Liam hörte mir aufmerksam zu, bevor er seine Bedenken kundtat. „Und du bist dir auch wirklich sicher, dass das nur seine andersartige Gefühlswelt ist und nicht eventuell... naja Entzugserscheinungen? Niall meinte doch, dass Harry so etwas schon einmal hatte." Er zuckte mit den Schultern und griff nach der nächsten Akte.
„Niall sprach von Halluzinationen, welche bereits nach drei Tagen aufgetaucht waren. Harry ist jetzt schon seit mehreren Wochen bei mir. Er ist ein bisschen launisch... und sind wir das nicht alle mal?"
Liam blieb mir eine Antwort schuldig.
Aus einer Stunde auf dem Revier wurden zwei. Und aus zwei Stunden wurden vier. Dieses Rad drehte sich immer weiter und so kam es, dass ich beinahe die gesamte Nacht hinter meinem Schreibtisch verbrachte. Die Uhr zeigte bereits 3 Uhr morgens, als ich mich auf den Weg zurück zu Harry machte.
Ich wollte schon mit meinem rechten Fuß über die Türschwelle treten, als ich realisierte was sich da eigentlich vor mir erstreckte.

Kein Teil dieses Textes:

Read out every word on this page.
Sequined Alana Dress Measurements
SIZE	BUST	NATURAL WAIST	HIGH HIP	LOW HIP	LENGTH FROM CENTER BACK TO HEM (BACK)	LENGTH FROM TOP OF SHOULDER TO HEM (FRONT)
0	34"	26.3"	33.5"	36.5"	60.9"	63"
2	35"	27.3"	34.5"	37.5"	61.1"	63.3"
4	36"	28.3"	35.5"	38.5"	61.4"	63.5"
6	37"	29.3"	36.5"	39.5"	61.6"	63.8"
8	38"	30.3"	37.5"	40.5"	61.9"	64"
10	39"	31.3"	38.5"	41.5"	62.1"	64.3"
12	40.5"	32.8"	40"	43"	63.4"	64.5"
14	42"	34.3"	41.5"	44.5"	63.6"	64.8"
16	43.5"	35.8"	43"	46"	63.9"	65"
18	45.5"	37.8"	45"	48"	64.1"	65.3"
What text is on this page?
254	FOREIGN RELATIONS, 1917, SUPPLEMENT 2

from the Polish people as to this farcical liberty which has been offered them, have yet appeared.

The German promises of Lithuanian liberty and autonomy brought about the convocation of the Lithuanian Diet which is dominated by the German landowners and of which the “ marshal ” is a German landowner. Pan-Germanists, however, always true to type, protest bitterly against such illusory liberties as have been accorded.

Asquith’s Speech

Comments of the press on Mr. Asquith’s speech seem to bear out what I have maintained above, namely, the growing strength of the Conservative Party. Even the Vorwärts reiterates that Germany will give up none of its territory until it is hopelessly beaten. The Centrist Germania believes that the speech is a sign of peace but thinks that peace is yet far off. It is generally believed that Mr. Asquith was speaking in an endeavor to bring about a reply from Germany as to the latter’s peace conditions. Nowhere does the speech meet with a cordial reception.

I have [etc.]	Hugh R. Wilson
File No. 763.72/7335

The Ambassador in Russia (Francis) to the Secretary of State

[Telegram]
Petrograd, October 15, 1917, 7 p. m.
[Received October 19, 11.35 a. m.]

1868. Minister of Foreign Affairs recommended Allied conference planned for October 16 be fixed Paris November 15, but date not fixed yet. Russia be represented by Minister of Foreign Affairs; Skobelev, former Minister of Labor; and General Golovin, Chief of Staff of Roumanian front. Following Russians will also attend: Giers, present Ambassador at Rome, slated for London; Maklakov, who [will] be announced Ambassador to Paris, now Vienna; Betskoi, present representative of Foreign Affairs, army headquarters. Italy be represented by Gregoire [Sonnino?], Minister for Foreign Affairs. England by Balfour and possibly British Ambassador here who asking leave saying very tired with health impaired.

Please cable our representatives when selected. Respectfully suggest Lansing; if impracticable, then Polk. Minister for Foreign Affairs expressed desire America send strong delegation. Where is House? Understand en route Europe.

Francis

Überall lagen Glassplitter. Bilderrahmen waren von den Wänden gefallen und am Boden in unzählige Stücke zersprungen. Große Trümmer aus Holz, die einst mein Mobiliar waren, zierten nun den Untergrund.
Ich griff nach meinem Halfter. Ein Déjà-vu kam in mir auf. Das war nicht das erste Mal, dass ich diese Wohnung mit gezogener Waffe betrat. Nicht wissend, was darin auf mich warten würde.
Langsam schritt ich stätig vorwärts. Die Glassplitter knackten untern meinen Füßen, als sie unter meinem Gewicht in weitere Stücke zerbrachen. Die Spur aus zertrümmerter Einrichtung zog sich den gesamten Flur entlang.
Ich hatte nur einen einzigen Gedanken: Was auch immer hier gewütet hatte... hoffentlich war Harry entkommen.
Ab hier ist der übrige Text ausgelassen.